Intel Firmware updates for Memory Mapped I/O security vulnerabilities
Intel released new firmware updates to address Memory Mapped I/O security vulnerabilities. Intel and Microsoft published advisories this week to inform system administrators about the issues.
Microsoft customers may visit the Adv220002 support page, Microsoft Guidance on Intel Processor MMIO Stale Data Vulnerabilities, for information. Intel published a support page on the company's Security Center website.
The following four vulnerabilities affect certain Intel processors:
- CVE-2022-21123 - Shared Buffer Data Read (SBDR)? -- "Incomplete cleanup of multi-core shared buffers for some Intel Processors may allow an authenticated user to potentially enable information disclosure via local access"
- CVE-2022-21125 - Shared Buffer Data Sampling (SBDS) -- "Incomplete cleanup of microarchitectural fill buffers on some Intel Processors may allow an authenticated user to potentially enable information disclosure via local access"
- CVE-2022-21127 - Special Register Buffer Data Sampling Update (SRBDS Update) -- "Incomplete cleanup in specific special register read operations for some Intel Processors may allow an authenticated user to potentially enable information disclosure via local access"
- CVE-2022-21166 - Device Register Partial Write (DRPW) -- ": Incomplete cleanup in specific special register write operations for some Intel® Processors may allow an authenticated user to potentially enable information disclosure via local access"

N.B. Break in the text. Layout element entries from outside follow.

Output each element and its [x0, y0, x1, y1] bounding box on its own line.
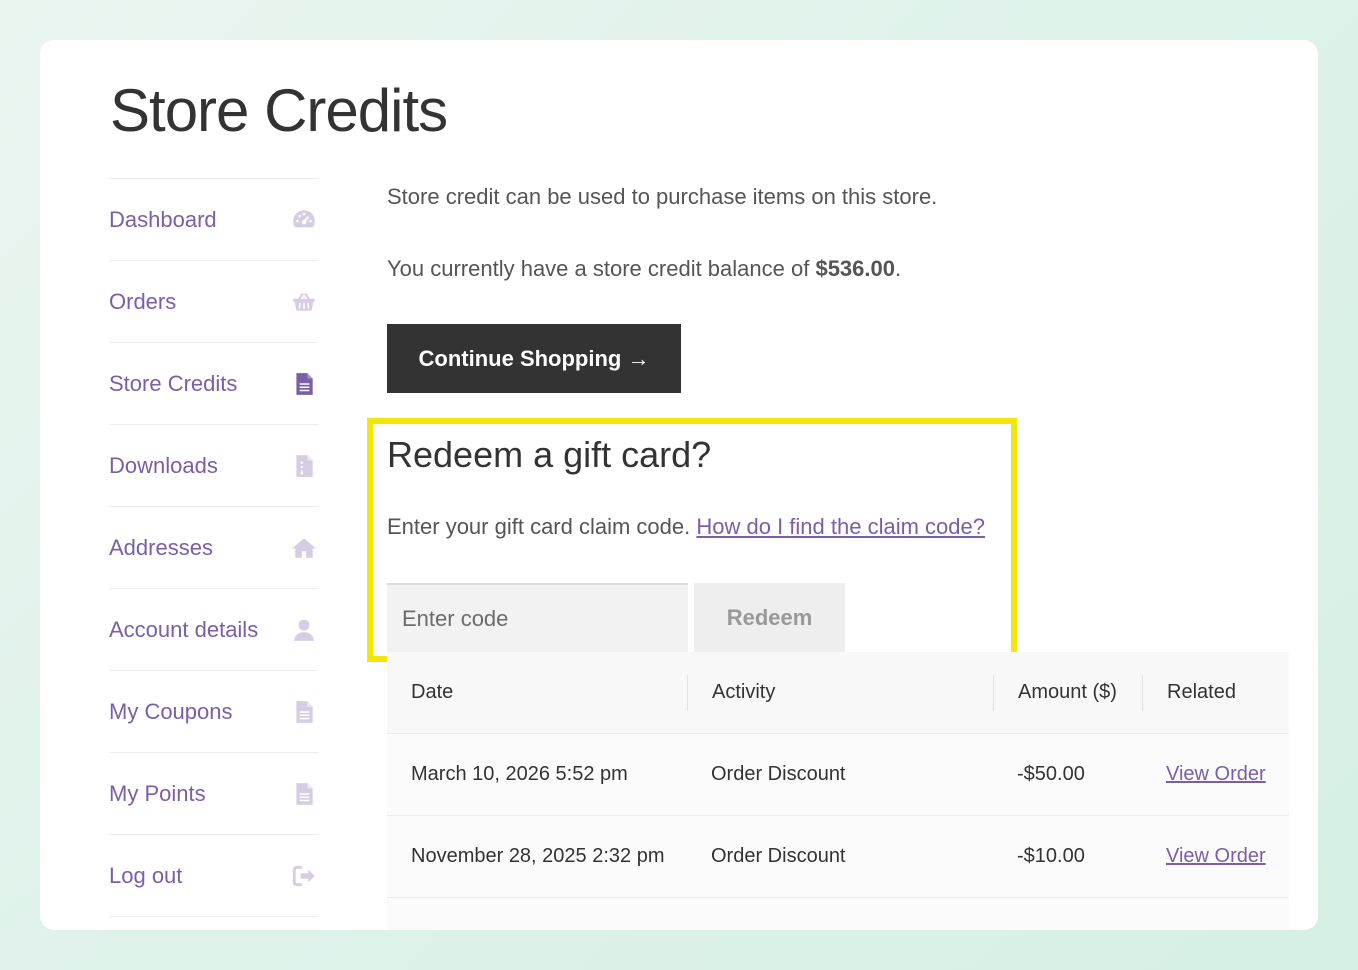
account-navigation: Dashboard Orders Store Credits Downloads… [109, 178, 318, 917]
cell-date: November 28, 2025 2:32 pm [411, 845, 665, 867]
cell-date: March 10, 2026 5:52 pm [411, 763, 628, 785]
sidebar-item-store-credits[interactable]: Store Credits [109, 343, 318, 425]
document-icon [290, 698, 318, 726]
gift-card-instructions: Enter your gift card claim code. How do … [387, 514, 985, 540]
sidebar-item-log-out[interactable]: Log out [109, 835, 318, 917]
table-header: Date Activity Amount ($) Related [387, 652, 1289, 734]
store-credit-history-table: Date Activity Amount ($) Related March 1… [387, 652, 1289, 930]
balance-text: You currently have a store credit balanc… [387, 256, 901, 282]
table-row-partial [387, 898, 1289, 930]
sidebar-item-label: Store Credits [109, 370, 238, 396]
file-download-icon [290, 452, 318, 480]
sidebar-item-label: Log out [109, 862, 183, 888]
cell-activity: Order Discount [711, 845, 846, 867]
account-card: Store Credits Dashboard Orders Store Cre… [40, 40, 1318, 930]
main-content: Store credit can be used to purchase ite… [367, 40, 1289, 930]
sidebar-item-label: My Points [109, 780, 206, 806]
cell-related: View Order [1142, 763, 1289, 786]
sidebar-item-label: Dashboard [109, 206, 217, 232]
balance-prefix: You currently have a store credit balanc… [387, 256, 816, 281]
sidebar-item-my-coupons[interactable]: My Coupons [109, 671, 318, 753]
redeem-button[interactable]: Redeem [694, 583, 845, 653]
user-icon [290, 616, 318, 644]
table-row: November 28, 2025 2:32 pm Order Discount… [387, 816, 1289, 898]
sidebar-item-label: Addresses [109, 534, 213, 560]
cell-activity: Order Discount [711, 763, 846, 785]
sidebar-item-dashboard[interactable]: Dashboard [109, 179, 318, 261]
column-header-activity: Activity [687, 674, 993, 711]
view-order-link[interactable]: View Order [1166, 763, 1266, 785]
cell-amount: -$10.00 [1017, 845, 1085, 867]
column-header-date: Date [411, 681, 454, 703]
sidebar-item-label: Downloads [109, 452, 218, 478]
logout-icon [290, 862, 318, 890]
sidebar-item-label: Account details [109, 616, 259, 642]
column-header-related: Related [1142, 674, 1289, 711]
gift-card-heading: Redeem a gift card? [387, 434, 712, 475]
claim-code-help-link[interactable]: How do I find the claim code? [696, 514, 985, 539]
cell-amount: -$50.00 [1017, 763, 1085, 785]
table-row: March 10, 2026 5:52 pm Order Discount -$… [387, 734, 1289, 816]
store-credit-intro: Store credit can be used to purchase ite… [387, 184, 938, 209]
gift-code-input[interactable] [387, 583, 688, 653]
sidebar-item-label: Orders [109, 288, 177, 314]
sidebar-item-account-details[interactable]: Account details [109, 589, 318, 671]
basket-icon [290, 288, 318, 316]
document-icon [290, 370, 318, 398]
sidebar-item-orders[interactable]: Orders [109, 261, 318, 343]
gift-card-text: Enter your gift card claim code. [387, 514, 697, 539]
sidebar-item-addresses[interactable]: Addresses [109, 507, 318, 589]
document-icon [290, 780, 318, 808]
cell-related: View Order [1142, 845, 1289, 868]
dashboard-gauge-icon [290, 206, 318, 234]
balance-amount: $536.00 [815, 256, 895, 281]
continue-shopping-button[interactable]: Continue Shopping → [387, 324, 681, 393]
view-order-link[interactable]: View Order [1166, 845, 1266, 867]
sidebar-item-my-points[interactable]: My Points [109, 753, 318, 835]
sidebar-item-label: My Coupons [109, 698, 233, 724]
column-header-amount: Amount ($) [993, 674, 1142, 711]
balance-suffix: . [894, 256, 902, 281]
home-icon [290, 534, 318, 562]
sidebar-item-downloads[interactable]: Downloads [109, 425, 318, 507]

The list of affected Intel processors is available here. It includes Intel 7th generation to 12th generation processors, Intel Atom processors, Intel Pentium Gold series processors, and Intel Celeron processors.
Intel published microcode updates, which administrators may install on affected systems to protect the devices. The company recommends that users update to the latest version provided by the system manufacturer.

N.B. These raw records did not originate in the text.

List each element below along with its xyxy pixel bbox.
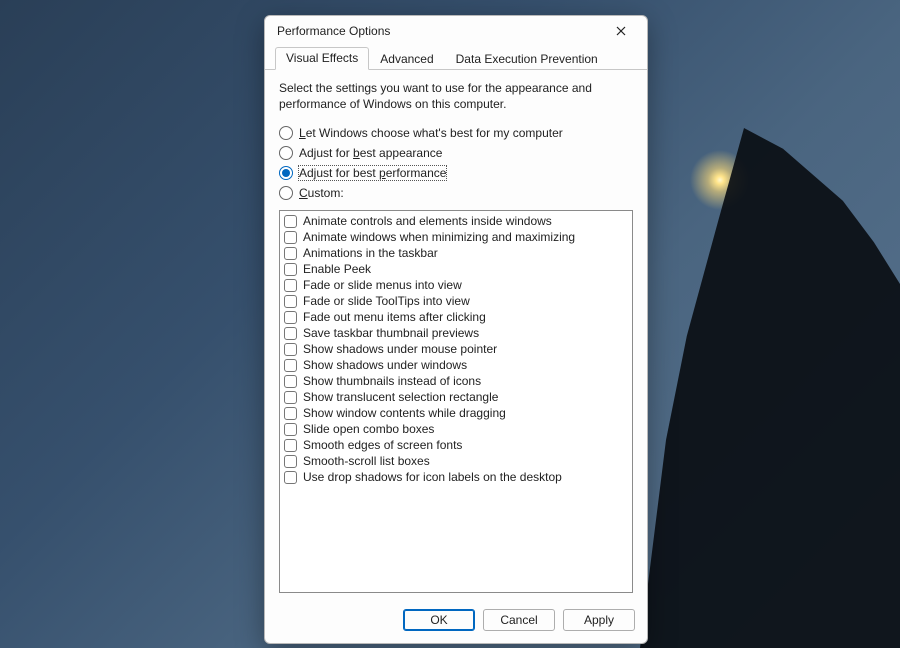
checkbox [284,359,297,372]
effect-label: Smooth edges of screen fonts [303,438,462,452]
radio-label: Let Windows choose what's best for my co… [299,126,563,140]
checkbox [284,423,297,436]
checkbox [284,391,297,404]
radio-label: Adjust for best performance [299,166,446,180]
checkbox [284,279,297,292]
checkbox [284,231,297,244]
radio-indicator [279,186,293,200]
apply-button[interactable]: Apply [563,609,635,631]
effect-label: Fade or slide ToolTips into view [303,294,470,308]
effect-item[interactable]: Fade out menu items after clicking [284,309,628,325]
effect-item[interactable]: Show shadows under windows [284,357,628,373]
effect-label: Animate controls and elements inside win… [303,214,552,228]
effect-item[interactable]: Save taskbar thumbnail previews [284,325,628,341]
checkbox [284,471,297,484]
effect-label: Fade out menu items after clicking [303,310,486,324]
radio-custom[interactable]: Custom: [279,186,633,200]
checkbox [284,375,297,388]
tab-advanced[interactable]: Advanced [369,48,444,70]
radio-group: Let Windows choose what's best for my co… [279,126,633,200]
radio-indicator [279,126,293,140]
checkbox [284,343,297,356]
effect-item[interactable]: Enable Peek [284,261,628,277]
checkbox [284,295,297,308]
checkbox [284,311,297,324]
tab-data-execution-prevention[interactable]: Data Execution Prevention [445,48,609,70]
tabstrip: Visual EffectsAdvancedData Execution Pre… [265,46,647,70]
effect-label: Show thumbnails instead of icons [303,374,481,388]
close-button[interactable] [603,20,639,42]
effect-item[interactable]: Smooth-scroll list boxes [284,453,628,469]
effect-item[interactable]: Animate windows when minimizing and maxi… [284,229,628,245]
radio-indicator [279,166,293,180]
effect-label: Fade or slide menus into view [303,278,462,292]
radio-label: Adjust for best appearance [299,146,442,160]
intro-text: Select the settings you want to use for … [279,80,599,112]
window-title: Performance Options [277,24,603,38]
checkbox [284,247,297,260]
wallpaper-silhouette [640,128,900,648]
titlebar: Performance Options [265,16,647,46]
performance-options-dialog: Performance Options Visual EffectsAdvanc… [264,15,648,644]
radio-best-performance[interactable]: Adjust for best performance [279,166,633,180]
checkbox [284,439,297,452]
close-icon [616,26,626,36]
effect-item[interactable]: Show window contents while dragging [284,405,628,421]
effect-label: Animate windows when minimizing and maxi… [303,230,575,244]
radio-indicator [279,146,293,160]
effect-label: Enable Peek [303,262,371,276]
checkbox [284,327,297,340]
radio-let-windows[interactable]: Let Windows choose what's best for my co… [279,126,633,140]
effect-label: Show shadows under windows [303,358,467,372]
effect-label: Slide open combo boxes [303,422,434,436]
checkbox [284,455,297,468]
effect-item[interactable]: Show shadows under mouse pointer [284,341,628,357]
effect-label: Smooth-scroll list boxes [303,454,430,468]
effect-label: Show window contents while dragging [303,406,506,420]
tab-visual-effects[interactable]: Visual Effects [275,47,369,70]
effects-listbox[interactable]: Animate controls and elements inside win… [279,210,633,593]
desktop-wallpaper: Performance Options Visual EffectsAdvanc… [0,0,900,648]
effect-item[interactable]: Slide open combo boxes [284,421,628,437]
effect-label: Use drop shadows for icon labels on the … [303,470,562,484]
effect-item[interactable]: Animate controls and elements inside win… [284,213,628,229]
radio-label: Custom: [299,186,344,200]
checkbox [284,263,297,276]
effect-label: Save taskbar thumbnail previews [303,326,479,340]
effect-label: Show shadows under mouse pointer [303,342,497,356]
effect-item[interactable]: Show translucent selection rectangle [284,389,628,405]
dialog-footer: OK Cancel Apply [265,601,647,643]
effect-label: Animations in the taskbar [303,246,438,260]
tab-visual-effects-body: Select the settings you want to use for … [265,70,647,601]
effect-item[interactable]: Fade or slide menus into view [284,277,628,293]
effect-item[interactable]: Use drop shadows for icon labels on the … [284,469,628,485]
effect-item[interactable]: Fade or slide ToolTips into view [284,293,628,309]
effect-item[interactable]: Animations in the taskbar [284,245,628,261]
radio-best-appearance[interactable]: Adjust for best appearance [279,146,633,160]
effect-item[interactable]: Smooth edges of screen fonts [284,437,628,453]
effect-label: Show translucent selection rectangle [303,390,498,404]
checkbox [284,215,297,228]
checkbox [284,407,297,420]
ok-button[interactable]: OK [403,609,475,631]
cancel-button[interactable]: Cancel [483,609,555,631]
effect-item[interactable]: Show thumbnails instead of icons [284,373,628,389]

Microsoft confirmed the issue and provided a description of a potential attack:
An attacker who successfully exploited these vulnerabilities might be able to read privileged data across trust boundaries. In shared resource environments (such as exists in some cloud services configurations), these vulnerabilities could allow one virtual machine to improperly access information from another. In non-browsing scenarios on standalone systems, an attacker would need prior access to the system or an ability to run a specially crafted application on the target system to leverage these vulnerabilities.
Windows client customers need to install the microcode update and software updates. Microsoft has not released the updates via Windows Update at the time of writing. German computer site WinFuture notes that Microsoft will release the updates soon.